La transacción de consumo es uno de los conceptos importantes del derecho del consumidor. En la Ley N.º 6502 sobre la Protección del Consumidor, se ha realizado una definición clara de la transacción de consumo que no deja lugar a dudas. Una de las partes de la transacción de consumo son las personas físicas o jurídicas que actúan con fines comerciales o profesionales, incluidos los organismos públicos, o quienes actúan en su nombre o por su cuenta en los mercados de bienes y servicios. La otra parte son los consumidores. Todo tipo de contrato y transacción jurídica establecida entre estos dos elementos se denomina transacción de consumo.

Todo tipo de contrato y transacción jurídica, incluidos los contratos de transporte, corretaje, seguros, mandato, banca y similares, están dentro del ámbito de la transacción de consumo.

Según la Ley N.º 6502, toda transacción jurídica en la que el consumidor sea parte es una transacción de consumo.

¿QUÉ ES UNA TRANSACCIÓN JURÍDICA?

En el Código de Obligaciones turco no existe una definición del concepto de transacción jurídica. Este ha sido formado por la doctrina y las decisiones judiciales.

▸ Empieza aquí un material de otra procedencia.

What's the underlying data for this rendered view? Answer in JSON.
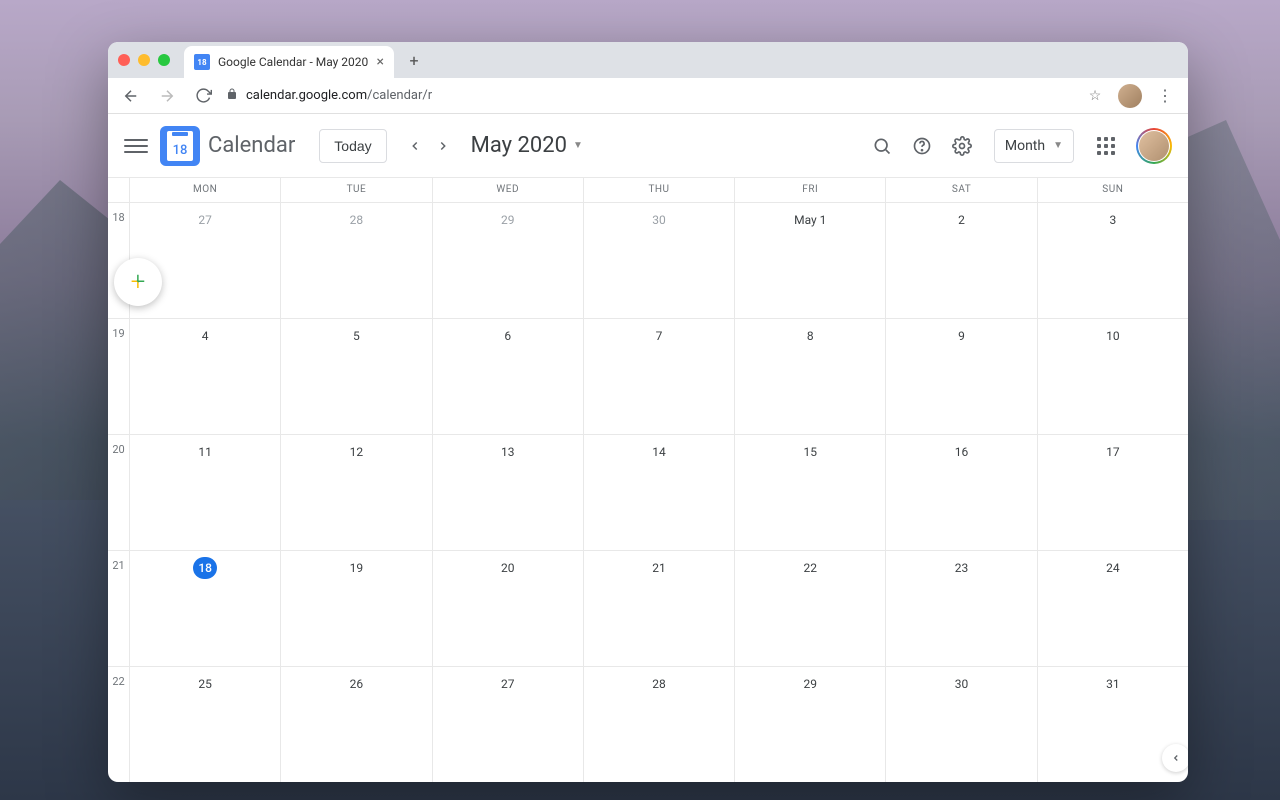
{
  "browser": {
    "tab_title": "Google Calendar - May 2020",
    "url_domain": "calendar.google.com",
    "url_path": "/calendar/r"
  },
  "header": {
    "app_title": "Calendar",
    "logo_date": "18",
    "today_label": "Today",
    "current_label": "May 2020",
    "view_label": "Month"
  },
  "calendar": {
    "day_headers": [
      "MON",
      "TUE",
      "WED",
      "THU",
      "FRI",
      "SAT",
      "SUN"
    ],
    "week_numbers": [
      "18",
      "19",
      "20",
      "21",
      "22"
    ],
    "weeks": [
      [
        {
          "label": "27",
          "other": true
        },
        {
          "label": "28",
          "other": true
        },
        {
          "label": "29",
          "other": true
        },
        {
          "label": "30",
          "other": true
        },
        {
          "label": "May 1"
        },
        {
          "label": "2"
        },
        {
          "label": "3"
        }
      ],
      [
        {
          "label": "4"
        },
        {
          "label": "5"
        },
        {
          "label": "6"
        },
        {
          "label": "7"
        },
        {
          "label": "8"
        },
        {
          "label": "9"
        },
        {
          "label": "10"
        }
      ],
      [
        {
          "label": "11"
        },
        {
          "label": "12"
        },
        {
          "label": "13"
        },
        {
          "label": "14"
        },
        {
          "label": "15"
        },
        {
          "label": "16"
        },
        {
          "label": "17"
        }
      ],
      [
        {
          "label": "18",
          "today": true
        },
        {
          "label": "19"
        },
        {
          "label": "20"
        },
        {
          "label": "21"
        },
        {
          "label": "22"
        },
        {
          "label": "23"
        },
        {
          "label": "24"
        }
      ],
      [
        {
          "label": "25"
        },
        {
          "label": "26"
        },
        {
          "label": "27"
        },
        {
          "label": "28"
        },
        {
          "label": "29"
        },
        {
          "label": "30"
        },
        {
          "label": "31"
        }
      ]
    ]
  }
}
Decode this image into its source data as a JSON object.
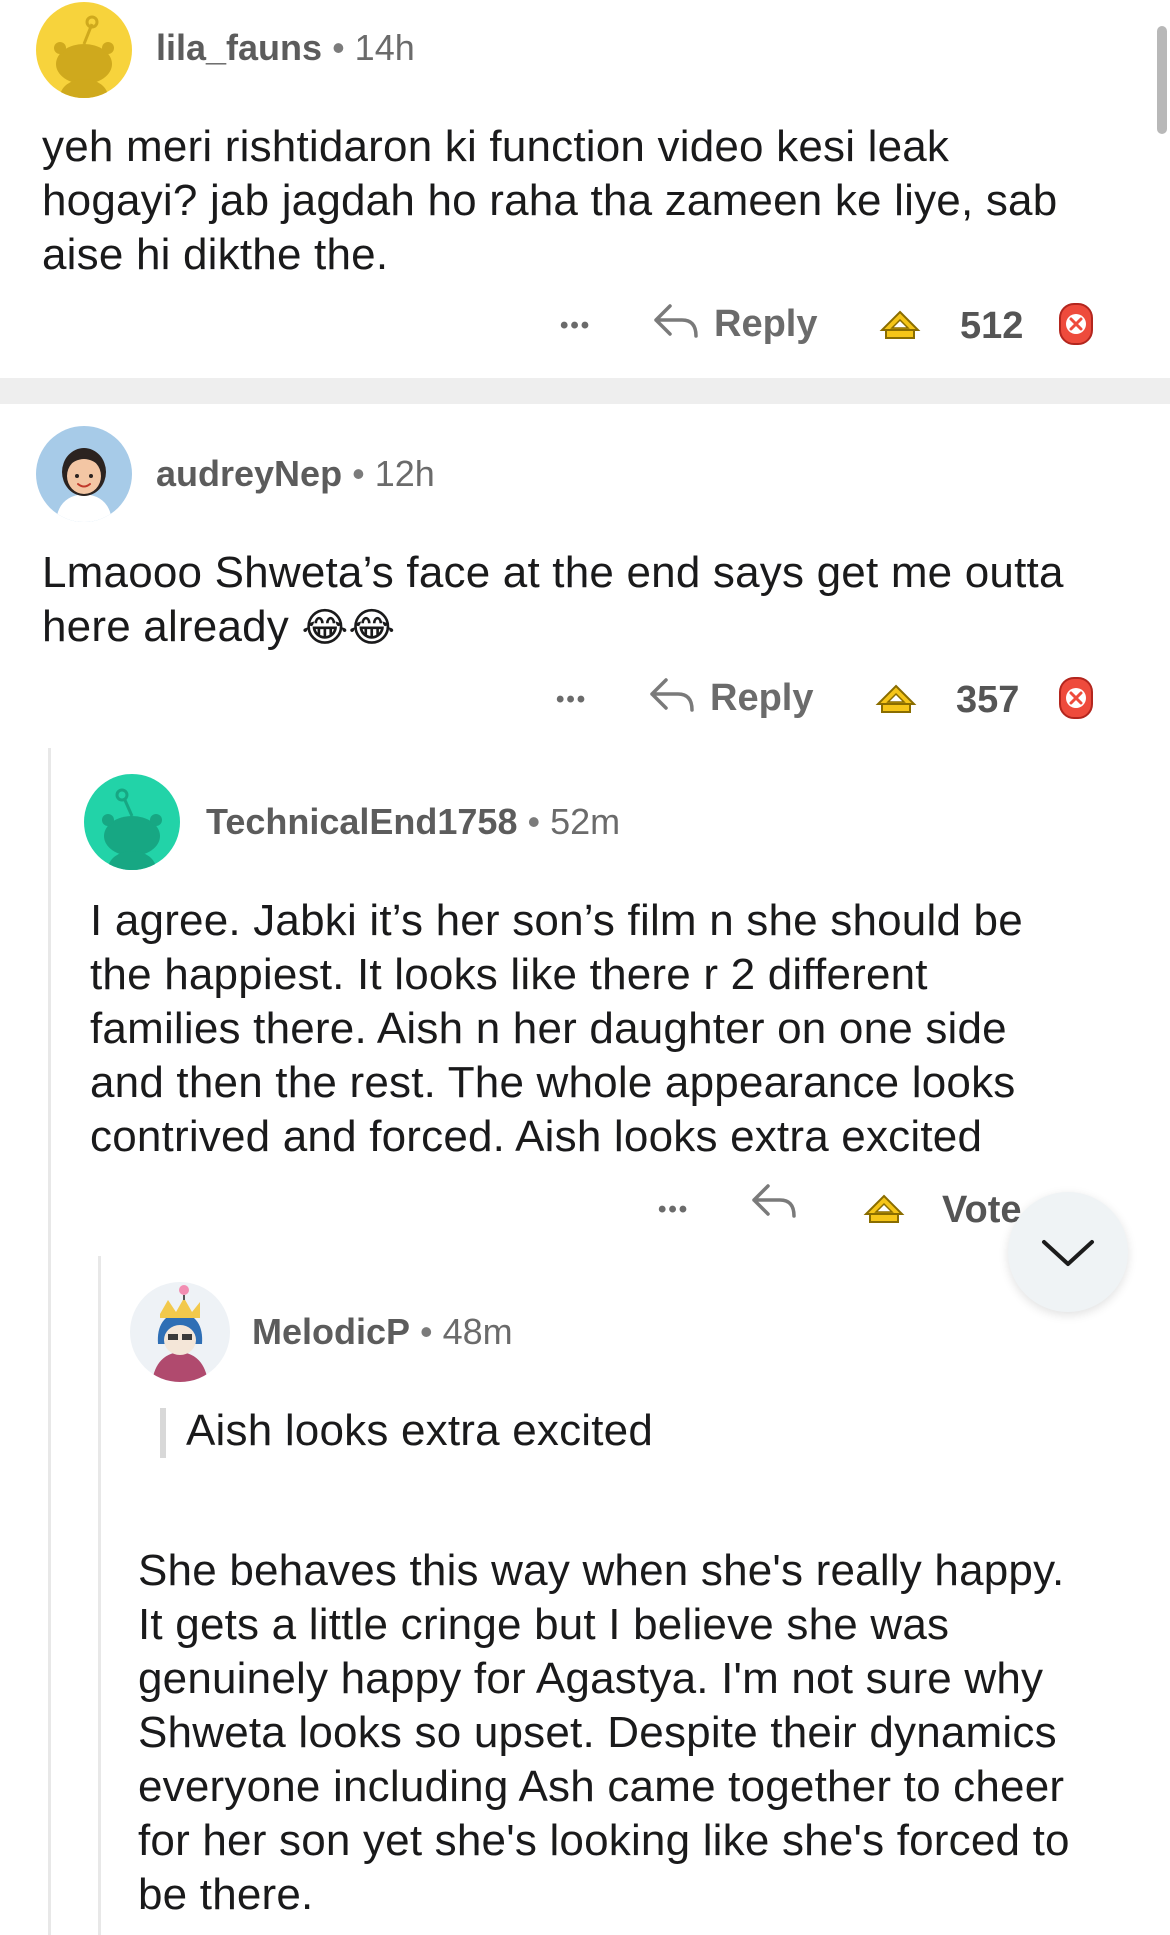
{
  "comments": [
    {
      "username": "lila_fauns",
      "time": "14h",
      "body": "yeh meri rishtidaron ki function video kesi leak\nhogayi? jab jagdah ho raha tha zameen ke liye, sab\naise hi dikthe the.",
      "reply_label": "Reply",
      "score": "512"
    },
    {
      "username": "audreyNep",
      "time": "12h",
      "body": "Lmaooo Shweta’s face at the end says get me outta\nhere already",
      "emoji": "😂😂",
      "reply_label": "Reply",
      "score": "357"
    },
    {
      "username": "TechnicalEnd1758",
      "time": "52m",
      "body": "I agree. Jabki it’s her son’s film n she should be\nthe happiest. It looks like there r 2 different\nfamilies there. Aish n her daughter on one side\nand then the rest. The whole appearance looks\ncontrived and forced. Aish looks extra excited",
      "vote_label": "Vote"
    },
    {
      "username": "MelodicP",
      "time": "48m",
      "quote": "Aish looks extra excited",
      "body": "She behaves this way when she's really happy.\nIt gets a little cringe but I believe she was\ngenuinely happy for Agastya. I'm not sure why\nShweta looks so upset.  Despite their dynamics\neveryone including Ash came together to cheer\nfor her son yet she's looking like she's forced to\nbe there."
    }
  ],
  "more_label": "•••",
  "separator": "•",
  "icons": {
    "reply": "reply-arrow-icon",
    "upvote": "upvote-award-icon",
    "downvote": "downvote-award-icon",
    "jump": "chevron-down-icon"
  },
  "colors": {
    "avatar_1": "#f7d33c",
    "avatar_2": "#a7cbe8",
    "avatar_3": "#22d3a8",
    "downvote": "#ee4b3c",
    "upvote": "#f5c518"
  }
}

Una transacción jurídica es la declaración de voluntad de una o varias personas orientada a producir efectos jurídicos. La declaración de voluntad tiene como objetivo la creación, modificación, transferencia o extinción de un derecho o de una transacción jurídica.

Toda declaración de voluntad dirigida a realizar una transacción jurídica se considera como tal. Si una de las partes de la declaración de voluntad orientada a producir efectos jurídicos es un consumidor y la otra parte es un empresario, la transacción jurídica realizada se considera también una transacción de consumo.

Toda transacción de consumo es un contrato de consumo. Es necesario interpretar la transacción de consumo de manera amplia, de modo que incluya también los contratos de consumo. La transacción de consumo abarca también el contrato de consumo.